Iraq's media regulator warned news organisations on Thursday to stick to the government line on the U.S.-led offensive in Falluja or face legal action. Invoking a 60-day state of emergency declared by Iraq's interim government ahead of the assault that began on Monday, Iraq's Media High Commission urged media to distinguish between insurgents and ordinary residents of the Sunni Muslim city.


The authority, set up by the former U.S. governor of Iraq, is intended to be independent of the government to encourage investment in the media and deter state meddling after decades of strict control under Saddam Hussein. The commission statement sent to Reuters on Thursday bore the letterhead of the Iraqi prime minister's office. It said all media organisations operating in Iraq should "differentiate between the innocent Falluja residents who are not targeted by military operations and terrorist groups that infiltrated the city and held its people hostage under the pretext of resistance and jihad".

It said news organisations should "guide correspondents in Falluja ... not to promote unrealistic positions or project nationalist tags on terrorist gangs of criminals and killers". It also asked media to "set aside space in your news coverage to make the position of the Iraqi government, which expresses the aspirations of most Iraqis, clear".

"We hope you comply ... otherwise we regret we will be forced to take all the legal measures to guarantee higher national interests," the statement said, without elaborating. The state of emergency, which covers all of Iraq except the Kurdish north, gives the prime minister extra powers to try to crush the insurgency ahead of elections due in January.

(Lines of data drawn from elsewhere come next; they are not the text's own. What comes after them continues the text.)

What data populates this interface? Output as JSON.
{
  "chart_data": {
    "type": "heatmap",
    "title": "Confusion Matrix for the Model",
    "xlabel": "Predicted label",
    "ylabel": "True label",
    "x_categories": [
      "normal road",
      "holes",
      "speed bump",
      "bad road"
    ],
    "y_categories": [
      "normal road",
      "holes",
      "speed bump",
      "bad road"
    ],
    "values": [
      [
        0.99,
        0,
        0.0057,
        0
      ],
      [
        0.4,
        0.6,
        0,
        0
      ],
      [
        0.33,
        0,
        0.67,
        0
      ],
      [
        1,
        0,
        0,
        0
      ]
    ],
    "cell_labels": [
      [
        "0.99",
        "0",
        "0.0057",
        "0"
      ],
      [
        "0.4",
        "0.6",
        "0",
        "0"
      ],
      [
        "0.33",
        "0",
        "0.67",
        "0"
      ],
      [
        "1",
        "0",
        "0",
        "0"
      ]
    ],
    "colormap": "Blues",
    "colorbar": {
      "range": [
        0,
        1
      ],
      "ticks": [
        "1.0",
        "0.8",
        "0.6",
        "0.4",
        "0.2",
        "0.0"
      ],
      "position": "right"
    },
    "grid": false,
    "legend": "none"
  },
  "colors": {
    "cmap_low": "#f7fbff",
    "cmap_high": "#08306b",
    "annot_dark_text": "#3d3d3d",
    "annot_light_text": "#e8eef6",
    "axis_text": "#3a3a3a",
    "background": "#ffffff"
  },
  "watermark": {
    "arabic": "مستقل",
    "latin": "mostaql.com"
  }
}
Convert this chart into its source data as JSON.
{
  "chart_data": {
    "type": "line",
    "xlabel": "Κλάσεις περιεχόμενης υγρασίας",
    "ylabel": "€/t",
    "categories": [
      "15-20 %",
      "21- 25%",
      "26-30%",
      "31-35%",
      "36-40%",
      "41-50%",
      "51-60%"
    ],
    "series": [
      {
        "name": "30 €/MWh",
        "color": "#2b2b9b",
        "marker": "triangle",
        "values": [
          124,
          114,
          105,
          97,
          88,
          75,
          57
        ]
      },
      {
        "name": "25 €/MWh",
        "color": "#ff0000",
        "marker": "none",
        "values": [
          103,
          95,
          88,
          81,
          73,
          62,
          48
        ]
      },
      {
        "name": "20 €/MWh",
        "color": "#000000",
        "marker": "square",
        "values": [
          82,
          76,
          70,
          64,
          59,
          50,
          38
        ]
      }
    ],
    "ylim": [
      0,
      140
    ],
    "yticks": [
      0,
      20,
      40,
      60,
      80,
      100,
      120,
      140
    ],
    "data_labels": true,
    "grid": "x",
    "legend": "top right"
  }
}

The media commission has not previously issued a call for media to take a certain line and it was not clear what provoked Thursday's statement. But some media organisations have in the past fallen foul of Iraq's interim government, which officially took over sovereignty in June. Al Jazeera said in August it had been asked to close its Baghdad office for one month for backing "criminals and gangsters" by airing parts of videotapes from groups claiming to have seized or killed foreign hostages. A month later it said that ban had been extended indefinitely. Until Saddam's fall last year, an Information Ministry ran a state news agency, radio and television, its employees staffed the newspapers, and its "minders" kept foreign journalists on a tight rein.

Newspapers, magazines and radio stations have mushroomed since Saddam's fall and operate without any official license.